Zimbabwe remains underdeveloped despite boasting of high literacy rates and the best education system in Africa due to the brain drain. According to Moyo (2018) the Literacy rates in Zimbabwe as per a survey conducted by the Zimbabwe National Statistics Agency (Zimstat) from 16-23 August 2017, were 94%. The South Africa literacy rate is 89% but is more developed than Zimbabwe and is growing at a faster rate than Zimbabwe. This is all due to brain drain, were the literate, educated and experienced Zimbabweans are deserting the country in search of greener pastures. The voices of those that remain are not heard as they are not seen as equals by the politicians, business people, and other leaders. Zimbabwe continues to face problems such as poverty, lack of technological advancements and fewer opportunities. According to Romero (2013), the brain drain effect refers to the fall in the stock of human capital that follows skilled migration. Zimbabwe the suffering economy due to brain drain will also suffer from reduced quality of life for the remaining population.

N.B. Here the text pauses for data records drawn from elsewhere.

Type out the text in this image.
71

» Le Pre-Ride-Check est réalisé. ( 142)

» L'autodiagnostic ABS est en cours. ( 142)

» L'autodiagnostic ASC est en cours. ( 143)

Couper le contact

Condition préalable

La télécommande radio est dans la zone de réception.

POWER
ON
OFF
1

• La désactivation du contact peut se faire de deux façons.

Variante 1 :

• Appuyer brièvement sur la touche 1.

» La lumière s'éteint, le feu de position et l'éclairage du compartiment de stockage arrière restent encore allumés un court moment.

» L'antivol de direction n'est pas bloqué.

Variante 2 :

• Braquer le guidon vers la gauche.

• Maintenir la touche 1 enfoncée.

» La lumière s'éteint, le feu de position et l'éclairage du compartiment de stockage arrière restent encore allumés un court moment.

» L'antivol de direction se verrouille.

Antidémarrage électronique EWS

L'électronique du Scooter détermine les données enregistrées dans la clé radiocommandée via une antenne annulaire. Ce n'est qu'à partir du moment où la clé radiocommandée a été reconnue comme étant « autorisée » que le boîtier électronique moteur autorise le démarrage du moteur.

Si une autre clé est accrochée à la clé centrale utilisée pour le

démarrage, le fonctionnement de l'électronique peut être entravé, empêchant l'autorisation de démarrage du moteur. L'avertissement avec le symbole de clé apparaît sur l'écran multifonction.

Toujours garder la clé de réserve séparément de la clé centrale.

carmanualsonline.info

The brain drain effect has had both a negative and positive impact on Zimbabwe economically and socially. Some may argue that Zimbabwe has benefited from the movement of its people to developed countries. I see the brain drain as only benefiting the individuals who managed to get jobs abroad and not the entire country. In the long term, the country will be worse than it is right now as there are no people to assist/contribute to the development of the country. The migration of professionals needs to be managed property for the country to reap benefits from its investment in its citizens. For the current situation to improve and for the government to attract its experienced and educated citizens back to the country a lot needs to be done. Firstly, the political situation needs to improve significantly as there is no rule of law in Zimbabwe. The government rules with an iron fist and whatever they say goes making it difficult and uncompetitive for local and foreign businesses. The local industry needs to be resuscitated by investing in technology and fighting corruption in the country.